Judges 9:24 Parallel Verses [⇓ See commentary ⇓]

Judges 9:24, NIV: God did this in order that the crime against Jerub-Baal's seventy sons, the shedding of their blood, might be avenged on their brother Abimelek and on the citizens of Shechem, who had helped him murder his brothers.

Judges 9:24, ESV: that the violence done to the seventy sons of Jerubbaal might come, and their blood be laid on Abimelech their brother, who killed them, and on the men of Shechem, who strengthened his hands to kill his brothers.

Judges 9:24, KJV: That the cruelty done to the threescore and ten sons of Jerubbaal might come, and their blood be laid upon Abimelech their brother, which slew them; and upon the men of Shechem, which aided him in the killing of his brethren.

Judges 9:24, NASB: so that the violence done to the seventy sons of Jerubbaal would come, and the responsibility for their blood would be placed on their brother Abimelech, who killed them, and on the leaders of Shechem, who encouraged him to kill his brothers.

Judges 9:24, NLT: God was punishing Abimelech for murdering Gideon's seventy sons, and the citizens of Shechem for supporting him in this treachery of murdering his brothers.

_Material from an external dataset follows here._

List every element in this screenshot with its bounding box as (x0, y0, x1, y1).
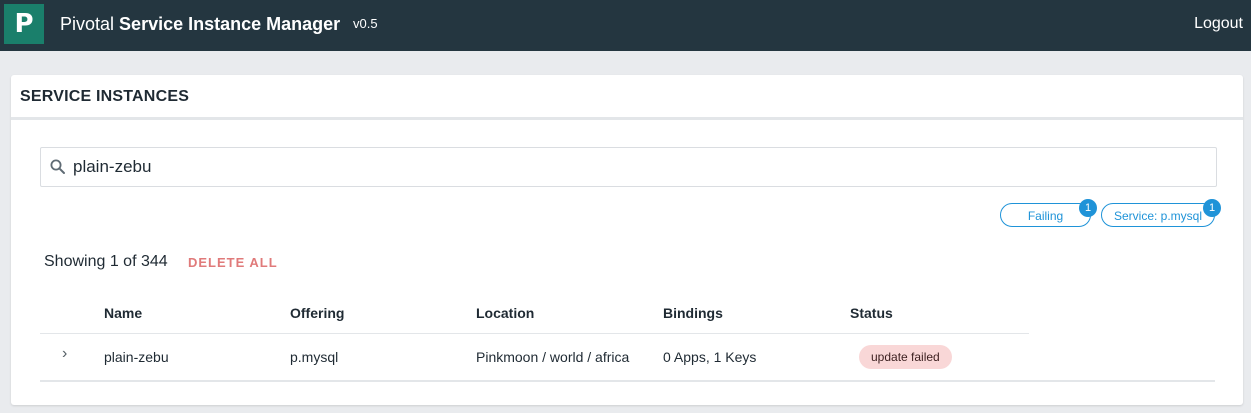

Judges 9:24, CSB: so that the crime against the seventy sons of Jerubbaal might come to justice and their blood would be avenged on their brother Abimelech, who killed them, and on the citizens of Shechem, who had helped him kill his brothers.

What does Judges 9:24 mean? [⇑ See verse text ⇑]

This verse shows God's motive in clear terms: He is repaying both Abimelech and the leaders of Shechem for the slaughter of Gideon's sons (Judges 9:1–6). Abimelech and his hired goons were the ones to kill the sons of Jerubbaal (Judges 6:32), but the leaders of Shechem arranged for that to happen. They paid for the hoodlums who helped Abimelech, and accepted his demand to become their ruler.

The blood of the sons of God's deliverer (Judges 6:11–12; 8:33–34) was on the hands of Abimelech and his subjects. Both would be made to pay by the Lord Himself.

The prior verse indicated God sent "an evil spirit" between Abimelech and the leaders of Shechem. This is not the only time Scripture mentions the Lord using this technique (1 Samuel 16:14). The terminology here might refer to a literal demon, or more likely, an attitude of hatred and anger. Either way, God drives these evildoers to destroy each other, in judgment against their sin.